I am trying to make a workflow that reads lots of big xlsx files from a folder. The reading times are not ok.
One file can have around 20-25 sheets with 3000 each file. By now I have 50 files and growing each day.
I tried with this workflow, without success:
I have to work via vpn which makes the proccessing slower than normal.
There would not be any problem with this. I could convert to .csv. The files only have text and numbers.
But I think I need the loop. I am not fully sure that every file contains the same number of sheets.
As far as I know, I am the only person using Knime that I can reach within the company, so I would have to ask for it.
As a matter of fact, I would like to try and teach this software, but projects like this usually die fast.
Maybe I can implement this. Thank you!
Downloading improves the speed but it is not enough.
I have to make other imports daily with files that can be bigger than each unique sheet within the file. It is the combination of several sheets inside each file which makes the loading painfully slow, I think. The reader has to read 20 sheets per file.
Could I improve the speed extracting each sheet from every file, converting it to .csv and then reading every file (which would have only 1 sheet inside)?
I.e: Which one is the fastest strategy? Reading every sheet inside the files or reading one sheet per file? Knowing that, if I implement the last option I could have around 20 files per 1 original file.

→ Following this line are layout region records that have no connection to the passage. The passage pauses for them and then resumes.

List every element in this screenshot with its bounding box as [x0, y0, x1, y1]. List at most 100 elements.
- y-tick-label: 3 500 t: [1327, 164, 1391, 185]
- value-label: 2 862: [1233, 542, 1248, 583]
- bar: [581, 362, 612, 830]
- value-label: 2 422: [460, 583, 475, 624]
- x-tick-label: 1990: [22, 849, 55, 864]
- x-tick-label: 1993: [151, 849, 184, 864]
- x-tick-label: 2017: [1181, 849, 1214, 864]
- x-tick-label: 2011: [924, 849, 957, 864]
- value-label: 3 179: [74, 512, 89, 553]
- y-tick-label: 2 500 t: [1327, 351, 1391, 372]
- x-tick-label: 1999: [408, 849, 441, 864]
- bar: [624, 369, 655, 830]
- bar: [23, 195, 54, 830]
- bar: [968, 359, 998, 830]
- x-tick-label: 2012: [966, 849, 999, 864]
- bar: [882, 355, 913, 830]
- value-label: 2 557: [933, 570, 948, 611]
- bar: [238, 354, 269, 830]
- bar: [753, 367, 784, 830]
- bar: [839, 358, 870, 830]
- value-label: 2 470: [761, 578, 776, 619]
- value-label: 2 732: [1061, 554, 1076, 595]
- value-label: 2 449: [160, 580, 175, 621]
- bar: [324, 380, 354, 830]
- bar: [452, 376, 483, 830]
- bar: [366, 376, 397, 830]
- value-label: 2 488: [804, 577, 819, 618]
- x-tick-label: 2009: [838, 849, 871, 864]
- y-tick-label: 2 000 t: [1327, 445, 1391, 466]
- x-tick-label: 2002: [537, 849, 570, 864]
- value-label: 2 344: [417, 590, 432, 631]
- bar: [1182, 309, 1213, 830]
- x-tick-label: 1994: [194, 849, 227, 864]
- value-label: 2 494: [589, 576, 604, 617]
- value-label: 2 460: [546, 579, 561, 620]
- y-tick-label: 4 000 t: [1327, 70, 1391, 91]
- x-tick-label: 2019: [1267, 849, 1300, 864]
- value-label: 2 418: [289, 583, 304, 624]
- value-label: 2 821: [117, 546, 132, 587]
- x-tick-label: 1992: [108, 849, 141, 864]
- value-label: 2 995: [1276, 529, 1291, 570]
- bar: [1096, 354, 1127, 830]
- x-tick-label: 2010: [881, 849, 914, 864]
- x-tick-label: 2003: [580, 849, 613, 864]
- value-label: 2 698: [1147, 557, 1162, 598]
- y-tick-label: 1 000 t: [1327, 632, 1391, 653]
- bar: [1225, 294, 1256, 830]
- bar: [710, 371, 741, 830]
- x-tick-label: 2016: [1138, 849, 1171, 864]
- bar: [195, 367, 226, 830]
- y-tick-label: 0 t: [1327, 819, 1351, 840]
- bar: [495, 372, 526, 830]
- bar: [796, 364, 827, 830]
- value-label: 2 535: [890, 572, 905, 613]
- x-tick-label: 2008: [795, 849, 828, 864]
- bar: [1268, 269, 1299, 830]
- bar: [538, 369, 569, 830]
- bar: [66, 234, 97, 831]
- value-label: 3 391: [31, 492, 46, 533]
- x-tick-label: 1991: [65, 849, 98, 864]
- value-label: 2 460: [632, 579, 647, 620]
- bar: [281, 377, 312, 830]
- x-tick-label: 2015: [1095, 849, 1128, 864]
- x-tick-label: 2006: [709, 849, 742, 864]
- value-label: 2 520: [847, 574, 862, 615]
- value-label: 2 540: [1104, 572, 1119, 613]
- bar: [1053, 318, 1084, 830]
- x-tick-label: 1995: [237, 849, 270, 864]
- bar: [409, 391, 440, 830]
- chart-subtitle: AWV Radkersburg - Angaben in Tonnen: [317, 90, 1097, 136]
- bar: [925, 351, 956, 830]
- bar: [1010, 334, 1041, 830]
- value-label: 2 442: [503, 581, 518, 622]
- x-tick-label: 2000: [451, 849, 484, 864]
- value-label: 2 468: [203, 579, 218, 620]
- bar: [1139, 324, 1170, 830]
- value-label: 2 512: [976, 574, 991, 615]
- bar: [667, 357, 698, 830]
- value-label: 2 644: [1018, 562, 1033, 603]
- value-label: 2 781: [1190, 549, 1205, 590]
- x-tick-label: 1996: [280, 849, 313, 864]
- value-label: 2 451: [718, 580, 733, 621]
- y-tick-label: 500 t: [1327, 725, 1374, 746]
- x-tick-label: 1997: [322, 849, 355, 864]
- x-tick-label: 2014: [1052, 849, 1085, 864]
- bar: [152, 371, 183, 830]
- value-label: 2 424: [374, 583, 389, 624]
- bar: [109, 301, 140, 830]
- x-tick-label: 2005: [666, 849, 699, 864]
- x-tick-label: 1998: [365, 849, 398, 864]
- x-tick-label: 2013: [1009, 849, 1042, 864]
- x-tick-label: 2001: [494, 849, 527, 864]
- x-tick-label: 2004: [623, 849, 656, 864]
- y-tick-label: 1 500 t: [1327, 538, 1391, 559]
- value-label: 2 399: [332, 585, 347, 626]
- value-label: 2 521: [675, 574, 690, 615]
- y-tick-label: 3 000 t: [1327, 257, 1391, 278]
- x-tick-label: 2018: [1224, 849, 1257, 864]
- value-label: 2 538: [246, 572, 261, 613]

With the number of files I manage right now, almost 1000 files with 3000 rows each.
I have been through this problem before too and one of the bottlenecks I experienced was not only when reading the excel sheets one by one but specially with the -Read Excel Sheet Names- node.
As far as I understood, the java library used by the -Read Excel Sheet Names- node reads the whole Excel document just to figure out the names of the Excel Sheets, which eventually turns out to be quite inefficient.
Have you measured the time every node takes to execute in your example ? Is it also the case for you (the Read Excel Sheet Names- node takes as long as the execution of the loop) ?
Yep, the Read Excel Sheet Names node takes a little time but since it is outside the loop it is not a big deal. Maybe 60 seconds. In contrast with the Excel reader… around six minutes per load. I.e: 5 hours when I get to the 50 files mark.
This is the reason why I wanted a simple loop. As minimal as possible. Only reading inside the loop.
I think I will try making one csv per sheet and downloading to local.
Keep you posted?